Hypothesis: This study analyzes how many patients with coronary heart disease (CHD) on guideline conform therapy show an increased residual inflammatory as opposed to an increased residual lipid risk in order to define the need for an anti-inflammatory treatment in a real world setting.
Methods: High sensitive C-reactive protein (hsCRP) and low density lipoprotein (LDL) levels were determined in 700 all comer patients between June 2016 and June 2017 in our center. Patients lacking CHD, such with chronic-inflammatory diseases, acute inflammation, and on immunosuppressive medication were excluded. Patients were divided in the following groups: elevated hsCRP (≥2mg/dl), normal hsCRP (<2mg/dl), off target LDL-cholesterol (≥70mg/dl), on target LDL-cholesterol (<70mg/dl). Univariate logistic regression and backward selection was performed in order to define factors influencing hsCRP.

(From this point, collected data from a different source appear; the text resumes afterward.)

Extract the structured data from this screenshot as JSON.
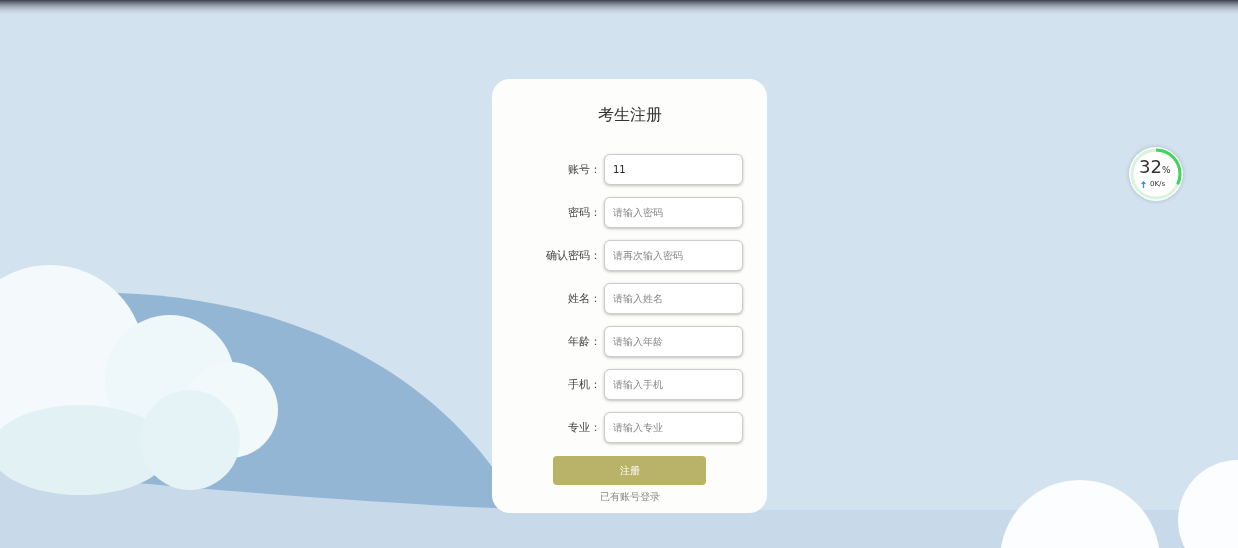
{
  "form": {
    "title": "考生注册",
    "fields": [
      {
        "label": "账号：",
        "value": "11"
      },
      {
        "label": "密码：",
        "placeholder": "请输入密码"
      },
      {
        "label": "确认密码：",
        "placeholder": "请再次输入密码"
      },
      {
        "label": "姓名：",
        "placeholder": "请输入姓名"
      },
      {
        "label": "年龄：",
        "placeholder": "请输入年龄"
      },
      {
        "label": "手机：",
        "placeholder": "请输入手机"
      },
      {
        "label": "专业：",
        "placeholder": "请输入专业"
      }
    ],
    "submit": "注册",
    "login_link": "已有账号登录"
  },
  "speed_widget": {
    "percent": "32",
    "unit": "%",
    "speed": "0K/s",
    "level": 0.32
  }
}
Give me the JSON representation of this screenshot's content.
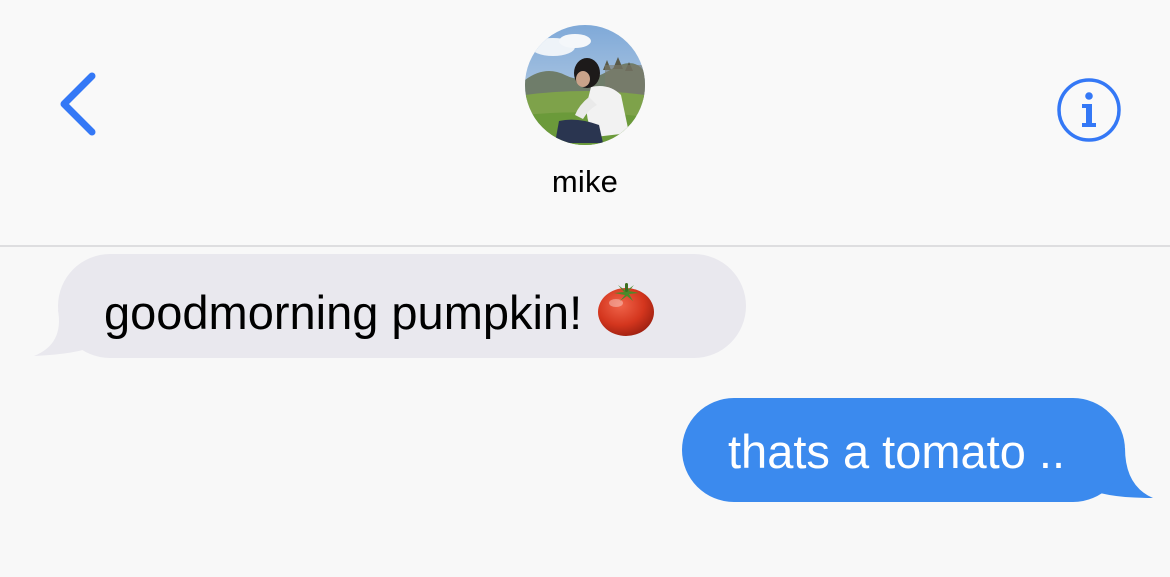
{
  "header": {
    "contact_name": "mike",
    "back_icon": "chevron-left-icon",
    "info_icon": "info-icon",
    "accent_color": "#3478f6"
  },
  "messages": [
    {
      "direction": "incoming",
      "text": "goodmorning pumpkin!",
      "emoji": "tomato-icon",
      "bubble_color": "#e9e8ee",
      "text_color": "#000000"
    },
    {
      "direction": "outgoing",
      "text": "thats a tomato ..",
      "bubble_color": "#3b8aee",
      "text_color": "#ffffff"
    }
  ]
}
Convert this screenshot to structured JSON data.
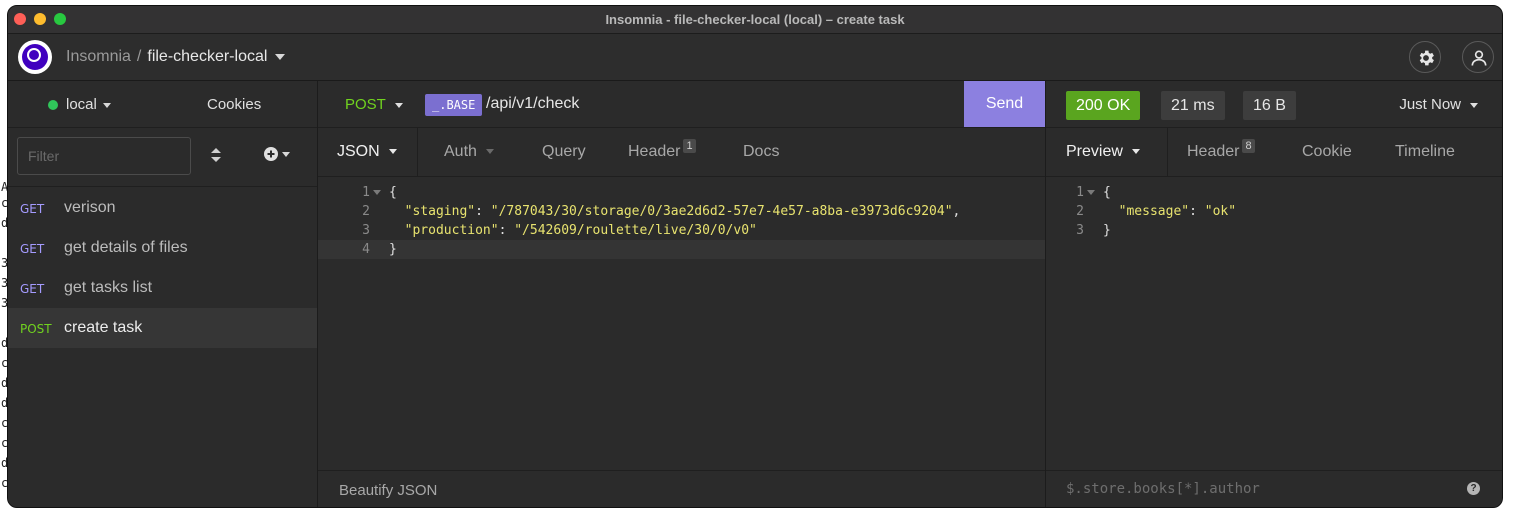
{
  "window": {
    "title": "Insomnia - file-checker-local (local) – create task"
  },
  "header": {
    "workspace": "Insomnia",
    "separator": "/",
    "project": "file-checker-local"
  },
  "icons": {
    "settings": "gear-icon",
    "account": "user-icon",
    "sort": "sort-arrows-icon",
    "add": "plus-circle-icon",
    "help": "question-icon"
  },
  "sidebar": {
    "environment": "local",
    "cookies_label": "Cookies",
    "filter_placeholder": "Filter",
    "requests": [
      {
        "method": "GET",
        "name": "verison"
      },
      {
        "method": "GET",
        "name": "get details of files"
      },
      {
        "method": "GET",
        "name": "get tasks list"
      },
      {
        "method": "POST",
        "name": "create task"
      }
    ]
  },
  "request": {
    "method": "POST",
    "base_tag": "_.BASE",
    "url_path": "/api/v1/check",
    "send_label": "Send",
    "tabs": [
      {
        "label": "JSON"
      },
      {
        "label": "Auth"
      },
      {
        "label": "Query"
      },
      {
        "label": "Header",
        "count": "1"
      },
      {
        "label": "Docs"
      }
    ],
    "body": {
      "open": "{",
      "close": "}",
      "lines": [
        {
          "key": "\"staging\"",
          "value": "\"/787043/30/storage/0/3ae2d6d2-57e7-4e57-a8ba-e3973d6c9204\"",
          "trail": ","
        },
        {
          "key": "\"production\"",
          "value": "\"/542609/roulette/live/30/0/v0\"",
          "trail": ""
        }
      ],
      "line_numbers": [
        "1",
        "2",
        "3",
        "4"
      ]
    },
    "footer_label": "Beautify JSON"
  },
  "response": {
    "status": "200 OK",
    "time": "21 ms",
    "size": "16 B",
    "when": "Just Now",
    "tabs": [
      {
        "label": "Preview"
      },
      {
        "label": "Header",
        "count": "8"
      },
      {
        "label": "Cookie"
      },
      {
        "label": "Timeline"
      }
    ],
    "body": {
      "open": "{",
      "close": "}",
      "key": "\"message\"",
      "value": "\"ok\"",
      "line_numbers": [
        "1",
        "2",
        "3"
      ]
    },
    "filter_placeholder": "$.store.books[*].author"
  },
  "background_text": [
    "A",
    "c",
    "d",
    "3",
    "3",
    "3",
    "d",
    "c",
    "d",
    "d",
    "c",
    "c",
    "d",
    "c",
    "c"
  ]
}
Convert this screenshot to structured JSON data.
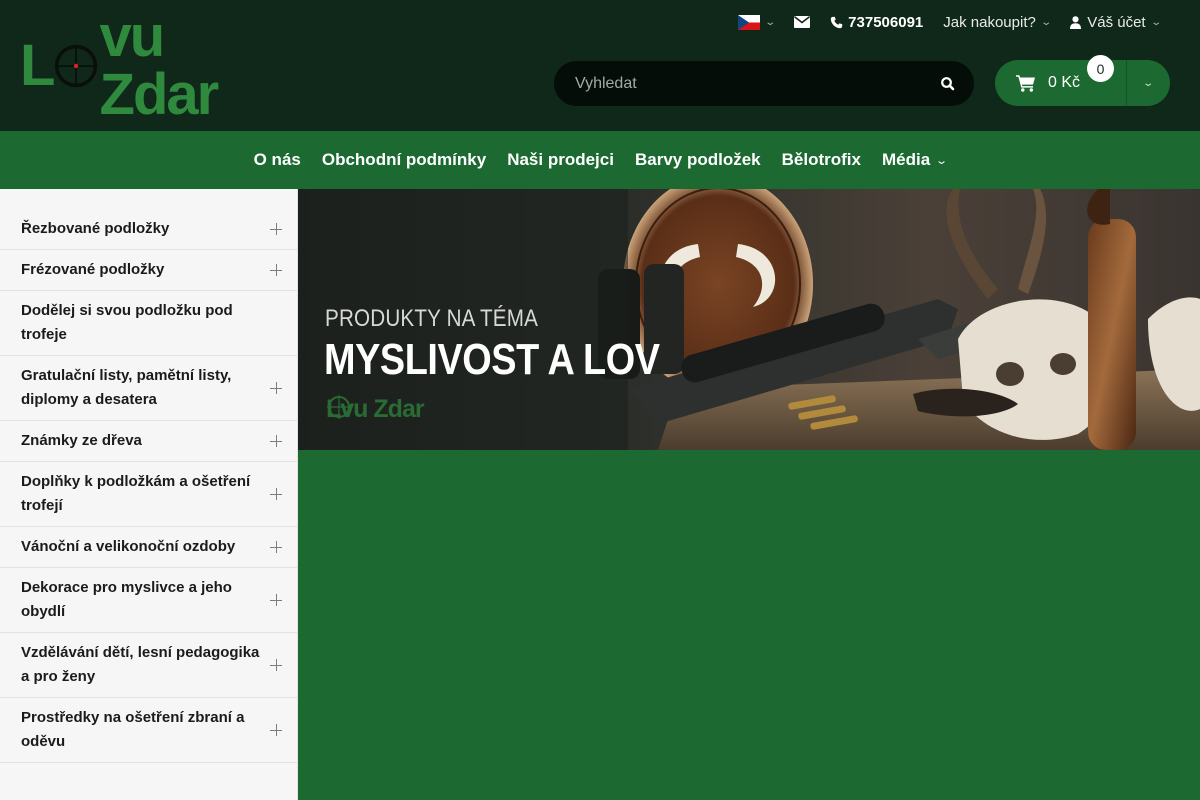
{
  "header": {
    "logo": {
      "letter_before": "L",
      "letters_after": "vu Zdar"
    },
    "topbar": {
      "language": "CZ",
      "phone": "737506091",
      "how_to_buy": "Jak nakoupit?",
      "account": "Váš účet"
    },
    "search": {
      "placeholder": "Vyhledat"
    },
    "cart": {
      "total": "0 Kč",
      "count": "0"
    }
  },
  "nav": {
    "items": [
      {
        "label": "O nás"
      },
      {
        "label": "Obchodní podmínky"
      },
      {
        "label": "Naši prodejci"
      },
      {
        "label": "Barvy podložek"
      },
      {
        "label": "Bělotrofix"
      },
      {
        "label": "Média"
      }
    ]
  },
  "sidebar": {
    "items": [
      {
        "label": "Řezbované podložky"
      },
      {
        "label": "Frézované podložky"
      },
      {
        "label": "Dodělej si svou podložku pod trofeje"
      },
      {
        "label": "Gratulační listy, pamětní listy, diplomy a desatera"
      },
      {
        "label": "Známky ze dřeva"
      },
      {
        "label": "Doplňky k podložkám a ošetření trofejí"
      },
      {
        "label": "Vánoční a velikonoční ozdoby"
      },
      {
        "label": "Dekorace pro myslivce a jeho obydlí"
      },
      {
        "label": "Vzdělávání dětí, lesní pedagogika a pro ženy"
      },
      {
        "label": "Prostředky na ošetření zbraní a oděvu"
      }
    ]
  },
  "banner": {
    "subtitle": "PRODUKTY NA TÉMA",
    "title": "MYSLIVOST A LOV",
    "logo_before": "L",
    "logo_after": "vu Zdar"
  },
  "colors": {
    "header_bg": "#10281a",
    "brand_green": "#1c6a31",
    "logo_green": "#2f8a3e"
  }
}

Results: From 700 patients 221 fulfilled the inclusion and exclusion criteria. HsCRP was increased in 45% of these patients. Patients with on target LDL Levels showed lower hsCRP concentrations than those with off target values of LDL confirming a positive association between both (1,92mg/dl vs. 3,15mg/dl, p=0.005). However, despite guideline-conform LDL-control 34% of patients with a LDL-cholesterol <70mg/dl had elevated levels of hsCRP (≥2mg/dl) suggestive of residual inflammation. After logistic univariate regression LDL-cholesterol ≥70mg/dl (OR 2.15, p=0.014), heart failure (OR 3.07, p<0.001) and diabetes mellitus (OR 2.22, p=0.021) independently predicted elevated levels of hsCRP. Heart failure (OR 4.56, p<0.001) and diabetes together (OR 3.04, p=0.012) identified as co-predictors increased hsCRP following backward selection.
Conclusions: A substantial part of patients with CHD shares a residual inflammatory risk defining a need for an anti-inflammatory therapy. Residual inflammation is particularly prevalent in patients with heart failure and diabetes.